PEYGAMBER EFENDİMİZ HAZRET-İ MUHAMMED (O’na Al Ve Ashabına Salat Ve Selam Olsun) bir hâdis-i şeriflerinde “ÖNCE BEDEN İLMİ, SONRA DİN İLMİ” buyurmuşlardır. Yani, tıp tahsili yapmayı, dini ilim tahsil etmenin önüne geçirmişlerdir. Bu sadece bir misaldir. Tıp ilmi gibi, diğer ilim dallarının da elbet büyük önemleri vardır. İnsanlığa hizmet etmeyi amaçlayan ilimlerle uğraşanların hepsi birer bilim adamıdırlar. İslami tabirle ÂLİMDİRLER! Elektriği bulan, kansere ilaç arayan, kalp, böbrek vesair organların nakillerini gerçekleştiren, verem hastalığını yok eden, atomu parçalayan, uçağı, füzeyi yapan, yüz katlı binaların statik hesaplarını gerçekleştiren, denizaltı gemilerini yüzdüren, geliştiren hep gerçek ilim adamlarıdır. İslam âlemini, muasır devletlerin gerisinde bırakan en etkili unsur, yanlış bir algılama olarak sadece dini bilgilerin referans alınarak kişilerin ÂLİM olduklarının varsayılmasıdır.
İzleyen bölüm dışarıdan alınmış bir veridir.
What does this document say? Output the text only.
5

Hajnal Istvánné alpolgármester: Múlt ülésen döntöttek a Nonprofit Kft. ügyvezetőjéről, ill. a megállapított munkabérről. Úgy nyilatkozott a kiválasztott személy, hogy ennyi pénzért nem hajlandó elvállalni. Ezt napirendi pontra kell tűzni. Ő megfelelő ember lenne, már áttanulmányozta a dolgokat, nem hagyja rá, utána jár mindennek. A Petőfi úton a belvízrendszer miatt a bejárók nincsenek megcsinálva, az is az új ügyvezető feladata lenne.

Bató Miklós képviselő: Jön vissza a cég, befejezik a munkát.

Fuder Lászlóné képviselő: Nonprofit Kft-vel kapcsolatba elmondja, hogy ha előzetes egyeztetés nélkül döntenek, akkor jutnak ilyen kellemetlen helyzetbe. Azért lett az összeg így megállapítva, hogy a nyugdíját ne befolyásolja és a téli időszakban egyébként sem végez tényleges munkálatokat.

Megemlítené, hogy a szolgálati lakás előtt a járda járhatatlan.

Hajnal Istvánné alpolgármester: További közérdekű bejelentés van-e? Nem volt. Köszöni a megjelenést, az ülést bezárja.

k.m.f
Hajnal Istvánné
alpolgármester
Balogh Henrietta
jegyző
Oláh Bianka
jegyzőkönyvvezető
Rönesans öncesi dönemde Hıristiyanlık âleminde de, kiliseler, birçok icatlara karşı çıkarlardı. Dünyanın düz ve sabit olduğunu söyler, aksini iddia edenleri zindanlarda çürütürlerdi. Ne zaman ki, Hıristiyan âlemi, kiliselerin taassuplarından kendisini kurtarabildi, icatlar peş-peşe gelmeğe başladı.
Dini taassup yüzünden matbaanın bile uzun yıllar sonra Osmanlılara geldiğini düşünürsek, medeni âlemden bu kadar geri kalışımızın sebebi daha iyi anlaşılacaktır. Dini bilgilerle mücehhez zevatlara hürmetimiz var amma, “Önce beden ilmi, sonra din ilmi” buyruğundan yola çıkarak diyoruz ki, müspet ilimlere ne kadar yönelirsek, hem dinimizi, hem dünyamızı mamur etmiş oluruz. Özellikle (ÂLİM) denildiği zaman, sadece dini ilimleri tahsil etmiş kişileri anımsamaktan vazgeçmemiz lâzım…
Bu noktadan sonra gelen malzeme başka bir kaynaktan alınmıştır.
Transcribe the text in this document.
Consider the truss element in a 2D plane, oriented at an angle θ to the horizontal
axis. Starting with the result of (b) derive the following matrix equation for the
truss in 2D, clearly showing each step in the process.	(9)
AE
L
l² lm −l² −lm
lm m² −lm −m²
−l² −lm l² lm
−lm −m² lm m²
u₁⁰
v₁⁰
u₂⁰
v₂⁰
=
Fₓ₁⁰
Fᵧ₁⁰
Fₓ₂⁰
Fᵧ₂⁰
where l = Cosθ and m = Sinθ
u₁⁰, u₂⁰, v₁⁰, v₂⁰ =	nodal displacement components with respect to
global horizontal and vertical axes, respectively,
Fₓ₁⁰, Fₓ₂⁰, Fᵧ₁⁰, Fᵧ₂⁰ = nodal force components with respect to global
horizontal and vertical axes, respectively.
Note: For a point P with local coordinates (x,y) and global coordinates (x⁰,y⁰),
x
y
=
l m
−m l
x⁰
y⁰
Hem, YÜCE ALLAH’IN da yaratılmışların mahiyetlerini düşünmek konusunda insanlara açık bir emri olduğunu asla unutmayalım. Düşünmek, tefekkür etmek, sorgulamak, analiz etmek, incelemek ilim ehli olmanın gereğidir. Nitekim âyet-i kerime’de mealen şöyle buyurulmaktadır:
Aklı selim sahipleri ayakta dururken, otururken, yanları üzerine yatarken Allah’ı anarlar, göklerin ve yerin yaratılışı hakkında derin derin düşünürler ve şöyle derler: “Ey Rabbimiz! Sen bunu, boşuna yaratmadın; seni noksan sıfatlardan uzak tutarız. Bizi cehennem azabından koru!”
Yaradılışın sırlarını çözmek, insanlara verilmiş ilahi bir emirdir, bunu asla unutmayalım. Yunus Emre’nin buyurduğu gibi:
İLİM İLİM BİLMEKTİR
İLİM KENDİN BİLMEKTİR
SEN KENDİNİ BİLMEZSEN
BU NİCE OKUMAKTIR
Diyerek kendi varlığımızı bilmekle işe başlayalım. (NEFSİNİ BİLEN, RABBİNİ BİLİR) EMRİNİ UNUTMAYALIM.